The state should allow a diversity of alternate route providers. This goal was reorganized in 2017.
Alternate Route Providers: Although Missouri previously allowed only institutions of higher education having state-approved conventional professional education programs to offer alternate route programs, Missouri's State Board of Education has approved the non-profit organization Kansas City Teacher Residency (KCTR) to offer educator certification. The KCTR is run in conjunction with Park University.
Further, Missouri coursework requirements are set out only in credit hours, which may result in precluding providers that are not institutions of higher education from offering alternate route programs.
Further expand the diversity of alternate route providers.
Missouri should continue to consider policies that encourage additional providers beyond what the state currently offers, including alternate route programs offered by school districts and other nonprofit organizations. A robust diversity of providers has the potential to help all programs, both university- and non-university-based, to improve.
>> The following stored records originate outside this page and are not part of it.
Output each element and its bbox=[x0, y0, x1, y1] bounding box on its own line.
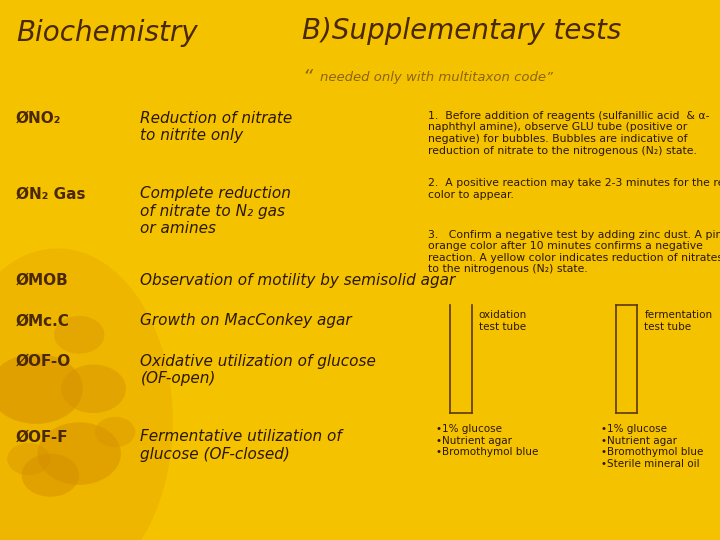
Circle shape bbox=[22, 454, 79, 497]
Text: Observation of motility by semisolid agar: Observation of motility by semisolid aga… bbox=[140, 273, 456, 288]
Circle shape bbox=[95, 417, 135, 447]
Text: •1% glucose
•Nutrient agar
•Bromothymol blue: •1% glucose •Nutrient agar •Bromothymol … bbox=[436, 424, 538, 457]
Text: ØMOB: ØMOB bbox=[16, 273, 68, 288]
Text: fermentation
test tube: fermentation test tube bbox=[644, 310, 713, 332]
Text: Fermentative utilization of
glucose (OF-closed): Fermentative utilization of glucose (OF-… bbox=[140, 429, 342, 462]
Text: 2.  A positive reaction may take 2-3 minutes for the red
color to appear.: 2. A positive reaction may take 2-3 minu… bbox=[428, 178, 720, 200]
Text: ØN₂ Gas: ØN₂ Gas bbox=[16, 186, 86, 201]
Text: ØOF-O: ØOF-O bbox=[16, 354, 71, 369]
Text: ØNO₂: ØNO₂ bbox=[16, 111, 61, 126]
Circle shape bbox=[37, 422, 121, 485]
Text: ØMc.C: ØMc.C bbox=[16, 313, 70, 328]
Text: oxidation
test tube: oxidation test tube bbox=[479, 310, 527, 332]
Circle shape bbox=[7, 443, 50, 475]
Text: Growth on MacConkey agar: Growth on MacConkey agar bbox=[140, 313, 352, 328]
Ellipse shape bbox=[0, 248, 173, 540]
Text: “: “ bbox=[302, 68, 312, 86]
Text: Biochemistry: Biochemistry bbox=[16, 19, 197, 47]
Circle shape bbox=[54, 316, 104, 354]
Text: Reduction of nitrate
to nitrite only: Reduction of nitrate to nitrite only bbox=[140, 111, 292, 143]
Circle shape bbox=[0, 354, 83, 424]
Text: 1.  Before addition of reagents (sulfanillic acid  & α-
naphthyl amine), observe: 1. Before addition of reagents (sulfanil… bbox=[428, 111, 710, 156]
Circle shape bbox=[61, 364, 126, 413]
Text: Complete reduction
of nitrate to N₂ gas
or amines: Complete reduction of nitrate to N₂ gas … bbox=[140, 186, 292, 236]
Text: B)Supplementary tests: B)Supplementary tests bbox=[302, 17, 622, 45]
Text: needed only with multitaxon code”: needed only with multitaxon code” bbox=[320, 71, 553, 84]
Text: •1% glucose
•Nutrient agar
•Bromothymol blue
•Sterile mineral oil: •1% glucose •Nutrient agar •Bromothymol … bbox=[601, 424, 703, 469]
Text: Oxidative utilization of glucose
(OF-open): Oxidative utilization of glucose (OF-ope… bbox=[140, 354, 377, 386]
Text: ØOF-F: ØOF-F bbox=[16, 429, 68, 444]
Text: 3.   Confirm a negative test by adding zinc dust. A pink-
orange color after 10 : 3. Confirm a negative test by adding zin… bbox=[428, 230, 720, 274]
Further, Missouri should refrain from articulating specific preparation requirements in terms of credit hours, as this effectively precludes providers that are not institutions of higher education from offering alternate route programs.
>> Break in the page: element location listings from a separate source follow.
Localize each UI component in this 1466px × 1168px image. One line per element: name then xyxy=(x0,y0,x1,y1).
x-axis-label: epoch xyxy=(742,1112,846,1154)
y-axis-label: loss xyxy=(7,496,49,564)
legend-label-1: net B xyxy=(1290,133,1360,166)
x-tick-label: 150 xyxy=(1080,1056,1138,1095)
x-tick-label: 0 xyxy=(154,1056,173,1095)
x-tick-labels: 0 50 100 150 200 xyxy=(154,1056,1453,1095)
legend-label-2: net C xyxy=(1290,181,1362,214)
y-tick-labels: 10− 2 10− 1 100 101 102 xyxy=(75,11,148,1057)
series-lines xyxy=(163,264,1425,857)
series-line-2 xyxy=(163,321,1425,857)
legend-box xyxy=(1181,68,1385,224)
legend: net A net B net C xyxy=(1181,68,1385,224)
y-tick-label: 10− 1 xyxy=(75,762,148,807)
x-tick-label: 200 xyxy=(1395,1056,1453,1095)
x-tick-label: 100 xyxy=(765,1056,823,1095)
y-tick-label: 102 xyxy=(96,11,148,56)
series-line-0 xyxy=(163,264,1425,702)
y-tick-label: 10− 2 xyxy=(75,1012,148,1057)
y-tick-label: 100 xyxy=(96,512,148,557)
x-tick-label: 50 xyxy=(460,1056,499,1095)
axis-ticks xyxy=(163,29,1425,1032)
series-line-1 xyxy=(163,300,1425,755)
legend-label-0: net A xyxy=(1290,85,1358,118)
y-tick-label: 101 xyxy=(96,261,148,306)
Missouri was helpful in providing NCTQ with the facts necessary for this analysis.
The state added that the Missouri State Board of Education has approved the non-profit Kansas City Partnership for Leadership in Urban Schools (KCPLUS).
Alternate routes should be structured to do more than just address shortages; they should provide an alternative pipeline for talented individuals to enter the profession. Many states have structured their alternate routes as a streamlined means to certify teachers in shortage subjects, grades, or geographic areas. A true alternate route creates a new pipeline of potential teachers by certifying those with valuable knowledge and skills who did not prepare to teach as undergraduates and are disinclined to fulfill the requirements of a new degree.
Some states claim that the limitations they place on the use of their alternate routes impose quality control. However, states control the criteria for who is admitted and who is licensed. With appropriate standards for admission and program accountability, quality can be safeguarded without casting alternate routes as routes of last resort or branding alternate route teachers "second-class citizens."